Robert Scheck wrote:
Hello Jeroen,
On Fri, 23 Jan 2009, Jeroen van Meeuwen wrote:
> I would definitely say that since they're in the business of making
> customers happy, not us, part of that responsibility is bumping release
> numbers, searching for higher nevra and communication with the EPEL
> maintainers, so that their customers remain happy (rather then confused
> between RHEL and EPEL packages).
thank you. You're somehow the first guy on this thread being knowledged in
basic things of packaging. I'm also a bit shocked, that such basics are not
known to other packagers (aren't some of the people that have shown up here
in the thread even provenpackagers? *shrug*).
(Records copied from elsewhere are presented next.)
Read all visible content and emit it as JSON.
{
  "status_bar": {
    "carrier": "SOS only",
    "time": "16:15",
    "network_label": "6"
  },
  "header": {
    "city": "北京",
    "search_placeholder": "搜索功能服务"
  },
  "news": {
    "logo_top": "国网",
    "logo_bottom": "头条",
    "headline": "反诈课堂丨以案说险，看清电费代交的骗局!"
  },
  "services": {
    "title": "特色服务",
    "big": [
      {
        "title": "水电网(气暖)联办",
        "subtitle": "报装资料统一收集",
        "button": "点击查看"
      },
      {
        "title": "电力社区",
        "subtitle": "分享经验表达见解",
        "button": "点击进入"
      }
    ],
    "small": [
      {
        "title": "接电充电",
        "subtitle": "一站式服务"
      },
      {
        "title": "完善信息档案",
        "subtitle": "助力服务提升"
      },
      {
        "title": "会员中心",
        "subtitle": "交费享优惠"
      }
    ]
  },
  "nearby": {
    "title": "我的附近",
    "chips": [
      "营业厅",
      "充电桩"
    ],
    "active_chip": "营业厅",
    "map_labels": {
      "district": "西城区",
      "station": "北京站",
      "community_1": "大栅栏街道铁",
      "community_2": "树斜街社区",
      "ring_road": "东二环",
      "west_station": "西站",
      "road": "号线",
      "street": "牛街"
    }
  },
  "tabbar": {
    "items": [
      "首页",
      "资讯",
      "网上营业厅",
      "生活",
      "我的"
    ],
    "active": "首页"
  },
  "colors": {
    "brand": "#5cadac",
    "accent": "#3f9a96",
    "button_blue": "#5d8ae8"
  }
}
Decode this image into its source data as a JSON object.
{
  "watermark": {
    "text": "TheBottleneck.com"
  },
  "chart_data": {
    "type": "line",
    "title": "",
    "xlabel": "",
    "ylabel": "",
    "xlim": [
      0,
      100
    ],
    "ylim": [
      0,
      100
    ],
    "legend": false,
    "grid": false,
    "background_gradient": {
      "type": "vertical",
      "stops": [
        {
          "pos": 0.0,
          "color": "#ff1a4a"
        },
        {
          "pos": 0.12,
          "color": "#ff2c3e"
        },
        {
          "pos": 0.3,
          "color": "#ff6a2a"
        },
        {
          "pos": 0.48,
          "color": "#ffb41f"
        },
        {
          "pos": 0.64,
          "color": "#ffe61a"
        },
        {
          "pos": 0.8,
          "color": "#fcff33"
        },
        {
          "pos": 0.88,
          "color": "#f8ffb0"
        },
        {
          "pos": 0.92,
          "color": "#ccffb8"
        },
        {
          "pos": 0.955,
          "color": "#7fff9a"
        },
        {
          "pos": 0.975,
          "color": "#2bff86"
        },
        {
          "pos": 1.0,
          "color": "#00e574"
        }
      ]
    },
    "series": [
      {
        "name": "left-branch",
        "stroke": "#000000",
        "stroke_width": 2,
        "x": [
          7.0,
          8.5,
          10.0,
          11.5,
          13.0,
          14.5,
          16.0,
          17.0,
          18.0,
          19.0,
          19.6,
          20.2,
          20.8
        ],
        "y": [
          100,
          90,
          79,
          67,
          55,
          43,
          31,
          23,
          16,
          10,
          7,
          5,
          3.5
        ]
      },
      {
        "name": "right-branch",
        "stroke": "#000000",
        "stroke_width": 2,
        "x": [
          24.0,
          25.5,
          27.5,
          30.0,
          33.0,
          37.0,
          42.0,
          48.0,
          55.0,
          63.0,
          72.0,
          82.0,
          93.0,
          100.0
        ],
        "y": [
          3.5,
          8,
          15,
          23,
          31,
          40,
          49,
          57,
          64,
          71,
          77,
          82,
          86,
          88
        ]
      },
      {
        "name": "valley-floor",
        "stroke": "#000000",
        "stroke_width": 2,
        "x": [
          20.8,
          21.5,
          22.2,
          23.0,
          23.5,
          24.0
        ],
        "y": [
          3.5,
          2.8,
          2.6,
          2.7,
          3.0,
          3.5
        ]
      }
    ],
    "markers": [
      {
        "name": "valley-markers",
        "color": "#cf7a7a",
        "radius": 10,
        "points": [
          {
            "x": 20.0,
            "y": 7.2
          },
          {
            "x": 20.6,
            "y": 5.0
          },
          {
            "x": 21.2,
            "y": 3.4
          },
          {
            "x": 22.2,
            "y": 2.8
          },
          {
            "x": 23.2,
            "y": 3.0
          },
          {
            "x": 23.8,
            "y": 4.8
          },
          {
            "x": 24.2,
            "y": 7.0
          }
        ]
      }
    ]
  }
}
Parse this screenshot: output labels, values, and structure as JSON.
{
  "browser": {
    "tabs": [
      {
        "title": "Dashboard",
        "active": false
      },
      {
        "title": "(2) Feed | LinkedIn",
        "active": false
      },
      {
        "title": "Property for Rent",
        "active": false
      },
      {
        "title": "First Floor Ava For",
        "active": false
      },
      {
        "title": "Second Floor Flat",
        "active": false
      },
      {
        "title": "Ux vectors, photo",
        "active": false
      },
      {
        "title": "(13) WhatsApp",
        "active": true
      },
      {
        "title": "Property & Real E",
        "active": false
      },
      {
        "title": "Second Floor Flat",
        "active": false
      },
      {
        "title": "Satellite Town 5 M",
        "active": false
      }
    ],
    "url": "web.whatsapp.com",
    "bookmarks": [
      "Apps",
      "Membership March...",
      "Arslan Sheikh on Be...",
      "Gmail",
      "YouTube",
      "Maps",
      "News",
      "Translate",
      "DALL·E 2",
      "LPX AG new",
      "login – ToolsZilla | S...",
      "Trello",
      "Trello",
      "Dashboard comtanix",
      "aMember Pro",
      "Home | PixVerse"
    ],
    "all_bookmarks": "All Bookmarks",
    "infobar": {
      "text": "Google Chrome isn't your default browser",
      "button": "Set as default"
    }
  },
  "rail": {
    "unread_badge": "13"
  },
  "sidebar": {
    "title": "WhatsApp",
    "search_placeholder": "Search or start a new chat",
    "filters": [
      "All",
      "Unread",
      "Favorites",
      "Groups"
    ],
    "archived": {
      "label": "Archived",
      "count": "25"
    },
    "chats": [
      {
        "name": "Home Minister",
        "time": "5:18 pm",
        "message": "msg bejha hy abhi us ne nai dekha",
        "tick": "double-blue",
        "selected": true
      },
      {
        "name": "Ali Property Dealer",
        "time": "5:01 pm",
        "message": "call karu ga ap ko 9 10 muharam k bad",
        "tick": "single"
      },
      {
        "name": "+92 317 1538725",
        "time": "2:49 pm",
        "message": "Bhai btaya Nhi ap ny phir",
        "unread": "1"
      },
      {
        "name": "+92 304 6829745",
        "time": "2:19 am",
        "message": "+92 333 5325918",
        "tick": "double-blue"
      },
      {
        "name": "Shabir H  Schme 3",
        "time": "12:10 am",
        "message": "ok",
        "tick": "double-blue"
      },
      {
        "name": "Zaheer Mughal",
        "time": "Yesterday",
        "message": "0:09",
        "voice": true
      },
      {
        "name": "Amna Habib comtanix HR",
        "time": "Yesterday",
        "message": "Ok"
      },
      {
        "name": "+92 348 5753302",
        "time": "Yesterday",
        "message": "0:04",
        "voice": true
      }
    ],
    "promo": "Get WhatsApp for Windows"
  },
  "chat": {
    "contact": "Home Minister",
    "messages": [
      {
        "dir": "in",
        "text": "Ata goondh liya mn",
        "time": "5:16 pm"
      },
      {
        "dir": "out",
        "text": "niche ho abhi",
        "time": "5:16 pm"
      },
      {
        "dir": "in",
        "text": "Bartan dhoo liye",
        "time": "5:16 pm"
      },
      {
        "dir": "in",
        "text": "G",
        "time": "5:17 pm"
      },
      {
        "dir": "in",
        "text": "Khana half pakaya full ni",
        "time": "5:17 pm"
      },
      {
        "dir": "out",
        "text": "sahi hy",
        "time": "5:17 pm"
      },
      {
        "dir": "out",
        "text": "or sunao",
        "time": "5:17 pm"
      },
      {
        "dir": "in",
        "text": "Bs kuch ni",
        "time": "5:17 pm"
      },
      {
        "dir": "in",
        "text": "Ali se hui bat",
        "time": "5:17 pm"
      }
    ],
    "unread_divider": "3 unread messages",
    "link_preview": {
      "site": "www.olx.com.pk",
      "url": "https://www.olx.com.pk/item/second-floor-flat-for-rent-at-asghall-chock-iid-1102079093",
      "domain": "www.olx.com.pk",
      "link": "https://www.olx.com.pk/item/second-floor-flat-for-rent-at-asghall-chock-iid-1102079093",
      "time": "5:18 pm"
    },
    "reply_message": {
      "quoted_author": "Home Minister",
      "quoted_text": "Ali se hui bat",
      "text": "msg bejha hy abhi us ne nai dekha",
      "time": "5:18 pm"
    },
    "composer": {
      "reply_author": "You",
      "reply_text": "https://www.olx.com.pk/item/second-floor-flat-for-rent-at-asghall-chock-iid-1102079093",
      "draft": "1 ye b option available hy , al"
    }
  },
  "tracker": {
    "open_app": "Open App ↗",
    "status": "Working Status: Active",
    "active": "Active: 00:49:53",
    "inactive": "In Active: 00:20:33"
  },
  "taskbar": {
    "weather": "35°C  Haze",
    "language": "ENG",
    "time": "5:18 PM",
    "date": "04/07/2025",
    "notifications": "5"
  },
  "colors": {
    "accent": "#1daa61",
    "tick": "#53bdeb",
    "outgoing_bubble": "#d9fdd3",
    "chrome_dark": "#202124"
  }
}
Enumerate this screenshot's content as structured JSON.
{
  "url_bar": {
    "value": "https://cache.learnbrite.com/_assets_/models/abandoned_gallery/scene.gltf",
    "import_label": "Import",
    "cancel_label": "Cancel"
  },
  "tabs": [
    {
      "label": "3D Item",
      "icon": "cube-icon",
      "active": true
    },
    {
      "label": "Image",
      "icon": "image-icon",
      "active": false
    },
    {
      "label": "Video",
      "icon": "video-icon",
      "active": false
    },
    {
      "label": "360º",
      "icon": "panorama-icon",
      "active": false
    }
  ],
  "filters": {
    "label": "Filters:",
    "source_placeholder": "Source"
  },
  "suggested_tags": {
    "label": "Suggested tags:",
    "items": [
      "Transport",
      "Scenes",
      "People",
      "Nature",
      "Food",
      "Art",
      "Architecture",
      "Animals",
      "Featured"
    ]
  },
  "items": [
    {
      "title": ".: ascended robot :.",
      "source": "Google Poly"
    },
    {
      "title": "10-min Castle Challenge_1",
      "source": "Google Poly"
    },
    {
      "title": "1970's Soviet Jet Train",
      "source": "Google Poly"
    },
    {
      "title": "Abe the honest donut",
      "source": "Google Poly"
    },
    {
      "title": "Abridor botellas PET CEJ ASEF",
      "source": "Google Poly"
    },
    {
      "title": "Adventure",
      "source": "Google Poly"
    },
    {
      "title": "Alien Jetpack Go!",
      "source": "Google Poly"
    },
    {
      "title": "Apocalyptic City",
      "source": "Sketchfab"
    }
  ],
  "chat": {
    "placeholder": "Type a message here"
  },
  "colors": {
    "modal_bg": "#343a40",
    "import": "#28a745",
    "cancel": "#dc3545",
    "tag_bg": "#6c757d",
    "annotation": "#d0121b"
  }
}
Not saying you are right or wrong or whether I agree or disagree with
what you just said here, I really want to emphasize that EPEL seems to
be "on it's own"; Red Hat GSS does not seem to concern itself with
anything in or surrounding EPEL. While this is somewhat to be expected
(we are just another third party repo), I'm sure we'll hear about it if
and when we do override their packages. And, rather then playing the
guilt-question, I'd like to explore opportunities to get this resolved.
Red Hat GSS obviously takes advantage with EPEL, as they can often just
grab a package from EPEL X to be included in RHEL X.Y+1 whenever they
feel like it. I'm pretty sure they put enough QA effort in on such
package, but meanwhile they do not even bother to notify the current
EPEL maintainer(s). I think making this a standard checklist item in
their procedures should help. Even if just sending an (automated?) mail
to <package>-owner(a)fedoraproject.org, saying "this package is now in the
following branches/channels".
There's a usual scenario: Customer is using RHEL 5.0, was
installing the
duplicity package from EPEL, thus pexpect from EPEL popped onto the system;
then he updated to RHEL 5.1, everything fine. Then he updated to RHEL 5.2;
pexpect from EPEL still remains and the pexpect from RHEL is ignored, as
they've both the same (!) ENVRA. So the customer using EPEL before RHEL 5.2
in this case is simply disadvantaged/aggrieved, because he never will get
the pexpect package from RHEL without manual interaction.
On the other end is the issue of EL "customers" still running 4.X or 5.Y
and not upgrading. To maintain package foo in EPEL for 4.X or 5.Y (but
not 4.X+1 or 5.Y+1), we'd need 4.X/5.Y specific branches. However, the
amount of work involved, the infrastructure, the number of volunteers
(or their time), and what-have-you, seems to not add up / be in balance
in order for us to be able to do so.
Personally, I regret that, but I'm not complaining -complaining in my
opinion doesn't help. Since I'd love to see these things resolved, I can
only wait for us to start doing whatever it is we need to do in a manner
that we all think is great and brings peace to the world and then put in
some work to get it done.
This is, why I said, Red Hat broke it, Red Hat has to fix it. EPEL
cannot
solve this in a perfect way. And if the customer is still on a RHEL 5.x.y
(where x < 2) tree, he even can't install duplicity because of the missing
dependency to pexpect; so lowering release from -1 to -0 is not all.
I'm sorta curious how many EPEL users out there run into these kind of
situations, and whether it's a real problem for them (or whether it's
just annoying). Can we reach out to the EPEL users somehow?